Minneapolis Public Schools defends policy to sack white teachers first
An African-American teacher, a mature woman in her 40s, sitting in front of her class of elementary school students, 6 and 7 years old, reading a book. She has asked a question and all of the children are raising their hands. They are in first grade or second grade. The focus is on two of the girls.
Minneapolis Public Schools (MPS) has stood by its policy of prioritising the retention of educators of underrepresented backgrounds while determining layoffs, saying aimed at remedying “the continuing effects of past discrimination”.
The American public school district’s agreement with the Minneapolis Federation of Teachers (MFT) stipulates that teachers belonging to “populations underrepresented among licensed teachers in the district” may be exempt from district-wide layoffs outside of seniority order.
It is a deviation from the traditional “last-in, first-out” system.

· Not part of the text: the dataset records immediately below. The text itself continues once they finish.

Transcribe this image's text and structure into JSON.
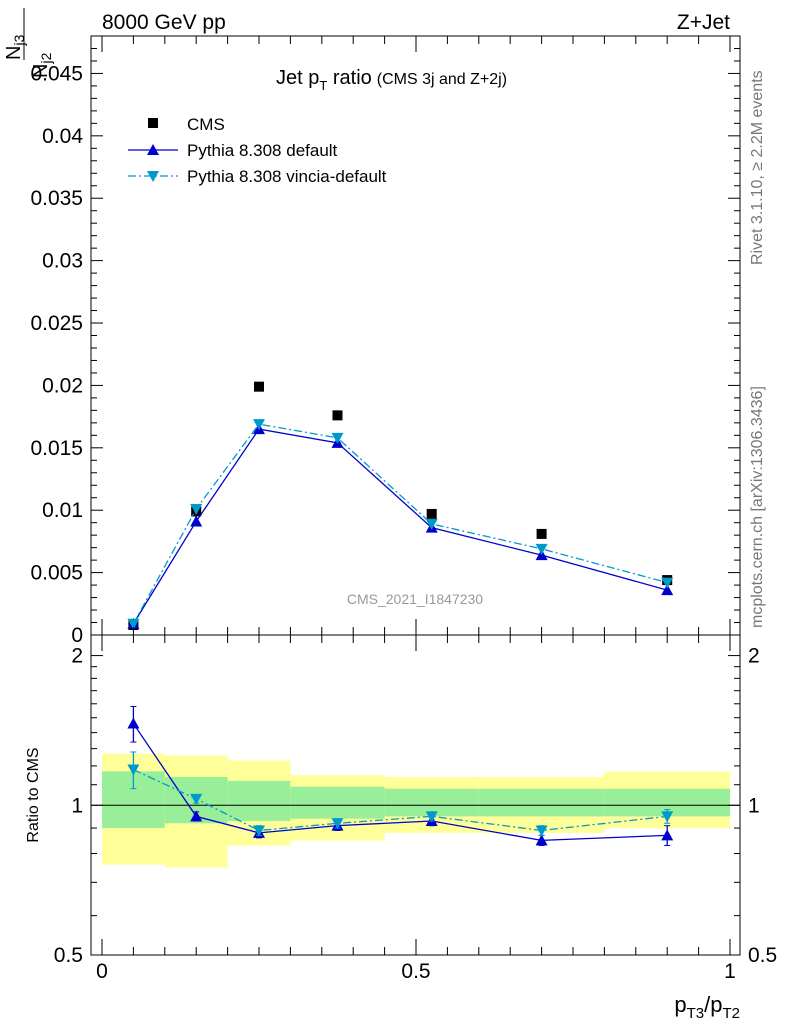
{
  "header": {
    "left": "8000 GeV pp",
    "right": "Z+Jet"
  },
  "side_labels": {
    "rivet": "Rivet 3.1.10, ≥ 2.2M events",
    "mcplots": "mcplots.cern.ch [arXiv:1306.3436]"
  },
  "chart_data": [
    {
      "type": "scatter",
      "title_main": "Jet p",
      "title_sub": "T",
      "title_rest": " ratio",
      "title_small": "(CMS 3j and Z+2j)",
      "watermark": "CMS_2021_I1847230",
      "ylabel_num_main": "N",
      "ylabel_num_sub": "j3",
      "ylabel_den_main": "N",
      "ylabel_den_sub": "j2",
      "xlim": [
        0,
        1
      ],
      "ylim": [
        0,
        0.048
      ],
      "yticks": [
        "0",
        "0.005",
        "0.01",
        "0.015",
        "0.02",
        "0.025",
        "0.03",
        "0.035",
        "0.04",
        "0.045"
      ],
      "ytick_values": [
        0,
        0.005,
        0.01,
        0.015,
        0.02,
        0.025,
        0.03,
        0.035,
        0.04,
        0.045
      ],
      "x": [
        0.05,
        0.15,
        0.25,
        0.375,
        0.525,
        0.7,
        0.9
      ],
      "legend_position": "top-left",
      "series": [
        {
          "name": "CMS",
          "color": "#000000",
          "marker": "square",
          "line": "none",
          "values": [
            0.0008,
            0.0099,
            0.0199,
            0.0176,
            0.0097,
            0.0081,
            0.0044
          ]
        },
        {
          "name": "Pythia 8.308 default",
          "color": "#0000cc",
          "marker": "triangle-up",
          "line": "solid",
          "values": [
            0.0009,
            0.0091,
            0.0165,
            0.0154,
            0.0086,
            0.0064,
            0.0036
          ]
        },
        {
          "name": "Pythia 8.308 vincia-default",
          "color": "#0099cc",
          "marker": "triangle-down",
          "line": "dashdot",
          "values": [
            0.0009,
            0.0101,
            0.0169,
            0.0158,
            0.0089,
            0.0069,
            0.0042
          ]
        }
      ]
    },
    {
      "type": "line",
      "ylabel": "Ratio to CMS",
      "xlabel_main_1": "p",
      "xlabel_sub_1": "T3",
      "xlabel_slash": "/p",
      "xlabel_sub_2": "T2",
      "xlim": [
        0,
        1
      ],
      "ylim": [
        0.5,
        2.2
      ],
      "yscale": "log",
      "yticks": [
        "0.5",
        "1",
        "2"
      ],
      "ytick_values": [
        0.5,
        1,
        2
      ],
      "xticks": [
        "0",
        "0.5",
        "1"
      ],
      "xtick_values": [
        0,
        0.5,
        1
      ],
      "reference_line": 1,
      "bins": [
        [
          0,
          0.1
        ],
        [
          0.1,
          0.2
        ],
        [
          0.2,
          0.3
        ],
        [
          0.3,
          0.45
        ],
        [
          0.45,
          0.6
        ],
        [
          0.6,
          0.8
        ],
        [
          0.8,
          1.0
        ]
      ],
      "band_yellow": [
        [
          0.76,
          1.27
        ],
        [
          0.75,
          1.26
        ],
        [
          0.83,
          1.23
        ],
        [
          0.85,
          1.15
        ],
        [
          0.88,
          1.14
        ],
        [
          0.88,
          1.14
        ],
        [
          0.9,
          1.17
        ]
      ],
      "band_green": [
        [
          0.9,
          1.17
        ],
        [
          0.92,
          1.14
        ],
        [
          0.93,
          1.12
        ],
        [
          0.94,
          1.09
        ],
        [
          0.95,
          1.08
        ],
        [
          0.95,
          1.08
        ],
        [
          0.95,
          1.08
        ]
      ],
      "x": [
        0.05,
        0.15,
        0.25,
        0.375,
        0.525,
        0.7,
        0.9
      ],
      "series": [
        {
          "name": "Pythia 8.308 default",
          "color": "#0000cc",
          "marker": "triangle-up",
          "line": "solid",
          "values": [
            1.46,
            0.95,
            0.88,
            0.91,
            0.93,
            0.85,
            0.87
          ],
          "errors": [
            0.12,
            0.02,
            0.02,
            0.02,
            0.02,
            0.02,
            0.04
          ]
        },
        {
          "name": "Pythia 8.308 vincia-default",
          "color": "#0099cc",
          "marker": "triangle-down",
          "line": "dashdot",
          "values": [
            1.18,
            1.03,
            0.89,
            0.92,
            0.95,
            0.89,
            0.95
          ],
          "errors": [
            0.1,
            0.02,
            0.02,
            0.02,
            0.02,
            0.02,
            0.03
          ]
        }
      ]
    }
  ]
}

A Minneapolis Public Schools spokesperson told ABC News, “To remedy the continuing effects of past discrimination, Minneapolis Public Schools and the Minneapolis Federation of Teachers (MFT) mutually agreed to contract language that aims to support the recruitment and retention of teachers from underrepresented groups as compared to the labour market and to the community served by the school district.”
The prioritisation policy follows the introduction of the Increase Teachers of Colour Act which seeks to “increase the percentage of teachers of colour and American Indian teachers in Minnesota”.
The objective of the legislation is to ensure that “all students have equitable access to effective and racially and ethnically diverse teachers who reflect the diversity of students”.
However, the policy of the school district raised the concerns that attempts to rectify past discrimination could constitute discrimination itself.
Critics feel that layoffs should be based on merit, not seniority or race.
Earlier, a memorandum of agreement between MPS and the American Indian Community of Minneapolis, represented by the Metropolitan Urban Indian Directors recognised that the education of American Indian children continued to present significant challenges to the school district due to the disconnect between American Indian cultural values and practices and western paradigms of education.
It also recognised that the wisdom and insights of American Indian educators and other American Indian community members were required to assist the district in meeting its educational responsibilities to American Indian students.